Rocovich v. Consolidated Edison Co.

In an action to recover damages for personal injuries, (1) the plaintiff appeals, as limited by its brief, from so much of a judgment of the Supreme Court, Queens County (Durante, J.), dated January 12, 1989, as, upon a jury verdict, apportioned 90% of the fault in the happening of the accident to him, and 10% of the fault in the happening of the accident to the defendant third-party plaintiff, and limited his net award of damages accordingly, (2) the third-party defendant King Insulation Company, Incorporated, cross-appeals, as limited by its brief, from so much of the same judgment as is in favor of the defendant third-party plaintiff and against it in the sum of $8,059.70, and (3) the defendant third-party plaintiff has filed a notice of cross appeal from the judgment.

Ordered that the cross appeal by the defendant third-party plaintiff is dismissed as abandoned, without costs or disbursements; and it is further,

Ordered that the judgment is modified, on the law, by deleting the second decretal paragraph thereof, and substituting therefor a provision dismissing the third-party complaint; as so modified, the judgment is affirmed, without costs or disbursements.

On May 10, 1984, the plaintiff, a construction worker, was performing asbestos insulation work at the Hudson Avenue Station, a power plant owned and operated by the defendant third-party plaintiff Consolidated Edison Company. At the time, the plaintiff was employed by the third-party defendant King Insulation Company, Incorporated, who in turn was under contract with Consolidated Edision Company to perform the work.

The plaintiff’s job was to replace and repair insulation on a series of large pipes located on the roof of the power plant. The pipes were located in a recessed area. In the center of the recessed area and adjacent to the plaintiff’s work area was a trough, containing hot oil collected from the overflowing tanks, which led to the plant’s boilers, where it would be used to generate electricity. In the course of his duties, the plaintiff attempted to cross the trough, which was approximately 12 inches wide and 12 inches deep, and in doing so slipped and fell, severely burning his foot and leg.

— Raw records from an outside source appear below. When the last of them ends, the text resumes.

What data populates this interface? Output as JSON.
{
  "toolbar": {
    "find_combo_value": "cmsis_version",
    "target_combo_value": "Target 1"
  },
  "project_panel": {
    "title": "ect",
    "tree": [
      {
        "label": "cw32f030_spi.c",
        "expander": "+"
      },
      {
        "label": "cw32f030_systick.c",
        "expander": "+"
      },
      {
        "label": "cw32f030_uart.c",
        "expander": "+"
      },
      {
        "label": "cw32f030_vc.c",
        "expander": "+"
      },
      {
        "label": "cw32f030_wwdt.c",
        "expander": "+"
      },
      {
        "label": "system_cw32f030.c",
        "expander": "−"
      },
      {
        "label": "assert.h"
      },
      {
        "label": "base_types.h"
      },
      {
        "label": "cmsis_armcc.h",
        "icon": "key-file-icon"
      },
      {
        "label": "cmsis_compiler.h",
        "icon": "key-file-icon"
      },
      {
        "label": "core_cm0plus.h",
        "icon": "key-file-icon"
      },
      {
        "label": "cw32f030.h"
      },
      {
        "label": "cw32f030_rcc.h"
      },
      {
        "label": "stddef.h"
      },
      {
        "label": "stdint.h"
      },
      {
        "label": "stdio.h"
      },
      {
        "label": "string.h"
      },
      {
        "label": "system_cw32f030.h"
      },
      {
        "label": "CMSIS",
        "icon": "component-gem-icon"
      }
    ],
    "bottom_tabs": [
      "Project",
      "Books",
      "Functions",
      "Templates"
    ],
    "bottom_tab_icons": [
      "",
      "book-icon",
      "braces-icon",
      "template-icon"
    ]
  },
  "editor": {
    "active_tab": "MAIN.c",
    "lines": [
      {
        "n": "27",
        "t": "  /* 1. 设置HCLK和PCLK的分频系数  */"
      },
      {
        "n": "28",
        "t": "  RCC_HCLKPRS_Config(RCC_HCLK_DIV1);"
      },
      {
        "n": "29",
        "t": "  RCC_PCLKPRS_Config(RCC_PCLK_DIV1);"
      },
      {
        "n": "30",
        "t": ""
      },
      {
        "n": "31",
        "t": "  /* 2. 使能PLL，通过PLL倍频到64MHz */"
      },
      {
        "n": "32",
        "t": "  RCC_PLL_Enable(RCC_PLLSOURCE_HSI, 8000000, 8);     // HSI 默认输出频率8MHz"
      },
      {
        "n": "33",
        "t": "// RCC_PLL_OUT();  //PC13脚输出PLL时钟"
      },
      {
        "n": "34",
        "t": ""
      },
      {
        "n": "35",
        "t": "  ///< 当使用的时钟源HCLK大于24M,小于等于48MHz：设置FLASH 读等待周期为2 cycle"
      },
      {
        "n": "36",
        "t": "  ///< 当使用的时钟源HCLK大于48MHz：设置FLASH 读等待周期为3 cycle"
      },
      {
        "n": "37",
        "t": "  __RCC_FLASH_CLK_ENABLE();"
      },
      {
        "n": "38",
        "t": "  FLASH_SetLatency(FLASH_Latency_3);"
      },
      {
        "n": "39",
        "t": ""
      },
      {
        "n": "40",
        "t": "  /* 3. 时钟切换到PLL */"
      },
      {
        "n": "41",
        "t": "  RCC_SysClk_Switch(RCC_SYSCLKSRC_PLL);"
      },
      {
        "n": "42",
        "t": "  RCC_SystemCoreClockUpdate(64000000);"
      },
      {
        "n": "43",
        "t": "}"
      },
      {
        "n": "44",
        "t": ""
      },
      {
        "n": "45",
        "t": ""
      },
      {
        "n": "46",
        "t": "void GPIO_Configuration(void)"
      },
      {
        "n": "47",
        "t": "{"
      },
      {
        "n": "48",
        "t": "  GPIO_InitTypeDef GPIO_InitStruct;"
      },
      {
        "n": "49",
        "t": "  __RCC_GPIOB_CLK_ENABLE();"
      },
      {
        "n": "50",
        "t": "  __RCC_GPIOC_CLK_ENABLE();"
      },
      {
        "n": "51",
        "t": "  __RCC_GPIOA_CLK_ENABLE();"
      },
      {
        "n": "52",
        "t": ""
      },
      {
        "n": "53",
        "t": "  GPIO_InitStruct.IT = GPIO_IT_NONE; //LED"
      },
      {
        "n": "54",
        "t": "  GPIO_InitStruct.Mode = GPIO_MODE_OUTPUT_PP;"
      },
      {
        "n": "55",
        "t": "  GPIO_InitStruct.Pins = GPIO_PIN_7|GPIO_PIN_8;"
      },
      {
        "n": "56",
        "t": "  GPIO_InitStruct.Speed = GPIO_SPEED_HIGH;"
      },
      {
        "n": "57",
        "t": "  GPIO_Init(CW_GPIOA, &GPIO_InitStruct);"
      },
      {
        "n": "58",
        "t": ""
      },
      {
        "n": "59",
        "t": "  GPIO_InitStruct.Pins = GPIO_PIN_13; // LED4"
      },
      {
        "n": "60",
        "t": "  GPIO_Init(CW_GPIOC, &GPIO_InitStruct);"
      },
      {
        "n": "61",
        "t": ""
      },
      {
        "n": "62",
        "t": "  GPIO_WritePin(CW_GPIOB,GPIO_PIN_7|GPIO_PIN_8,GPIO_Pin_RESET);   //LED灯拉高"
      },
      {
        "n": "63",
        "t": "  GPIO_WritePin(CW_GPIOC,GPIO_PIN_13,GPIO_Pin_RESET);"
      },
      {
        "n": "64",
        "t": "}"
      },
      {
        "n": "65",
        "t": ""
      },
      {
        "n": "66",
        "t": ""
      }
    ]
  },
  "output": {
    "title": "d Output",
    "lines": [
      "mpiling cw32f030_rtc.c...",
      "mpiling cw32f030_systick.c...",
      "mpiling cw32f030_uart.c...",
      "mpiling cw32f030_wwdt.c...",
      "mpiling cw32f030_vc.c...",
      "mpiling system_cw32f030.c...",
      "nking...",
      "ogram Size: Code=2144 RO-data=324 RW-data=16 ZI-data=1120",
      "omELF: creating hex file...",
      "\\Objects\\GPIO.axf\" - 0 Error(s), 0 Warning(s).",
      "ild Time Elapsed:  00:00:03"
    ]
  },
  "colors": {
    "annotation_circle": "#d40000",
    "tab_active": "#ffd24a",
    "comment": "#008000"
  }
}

We reject the plaintiff’s contention that the court should have applied Labor Law § 240 (1) rather than Labor Law § 241 *526(6) to the instant case (see, Zimmer v Chemung County Performing Arts, 65 NY2d 513). Labor Law § 240 (1), which imposes absolute liability, is addressed to situations in which a worker is exposed to the risk of falling from an elevated worksite or being hit by an object falling from an elevated worksite (see, Siragusa v State of New York, 117 AD2d 986, 987). Workers exposed to the usual dangers of construction are covered by Labor Law § 241 (6) (see, Yaeger v New York Tel. Co., 148 AD2d 308). While Labor Law § 240 (1) is to be liberally construed (see, Zimmer v Chemung County Performing Arts, supra, at 520-521), it was not intended to protect workers who fall from so miniscule a height as 12 inches.

Additionally, the jury verdict was not against the weight of the evidence. It is well settled that an appellate court may not set aside a jury’s verdict as being against the weight of the evidence unless it finds that the jury could not have reached its verdict upon any fair interpretation of the evidence (see, Cohen v Hallmark Cards, 45 NY2d 493, 498; Nicastro v Park, 113 AD2d 129, 136). In the instant case, there was evidence that planking supplied to the site was not used for its intended purposes by the workers. Additionally, there was evidence that the plaintiff was aware of the risk the trough presented and had crossed it many times. Moreover, there was evidence that it may not have even been necessary for the plaintiff to cross the trough when he fell while attempting to do. From this, as well as other evidence, the jury certainly could have fairly concluded that the plaintiff was 90% at fault in the happening of the accident.

However, the court should have dismissed the third-party complaint. Pursuant to the terms of the contract between Consolidated Edison Company and King Insulation Company, Incorporated, the latter agreed to indemnify the former for all liability for personal injury arising out of the work done. In addition, King Insulation Company, Incorporated, was required to maintain not only its statutory workers’ compensation insurance, but, additionally, a general liability insurance policy naming Consolidated Edison Company as an additional insured. In furtherance of this obligation, King Insulation Company, Incorporated, obtained $500,000 of general liability coverage, and $5,000,000 of excess liability coverage.

By requiring the procurement of insurance naming itself as an additional insured, Consolidated Edison Company waived any right to common-law contribution or indemnification up to the limits of the policy (see, Pennsylvania Gen. Ins. Co. v Austin Powder Co., 68 NY2d 465; Michalak v Consolidated *527Edison Co., 166 AD2d 213). Since the award to the plaintiff against the Consolidated Edison Company was far less than the limits of the policy, the third-party complaint is dismissed. Mangano, P. J., Thompson, Sullivan and Rosenblatt, JJ., concur.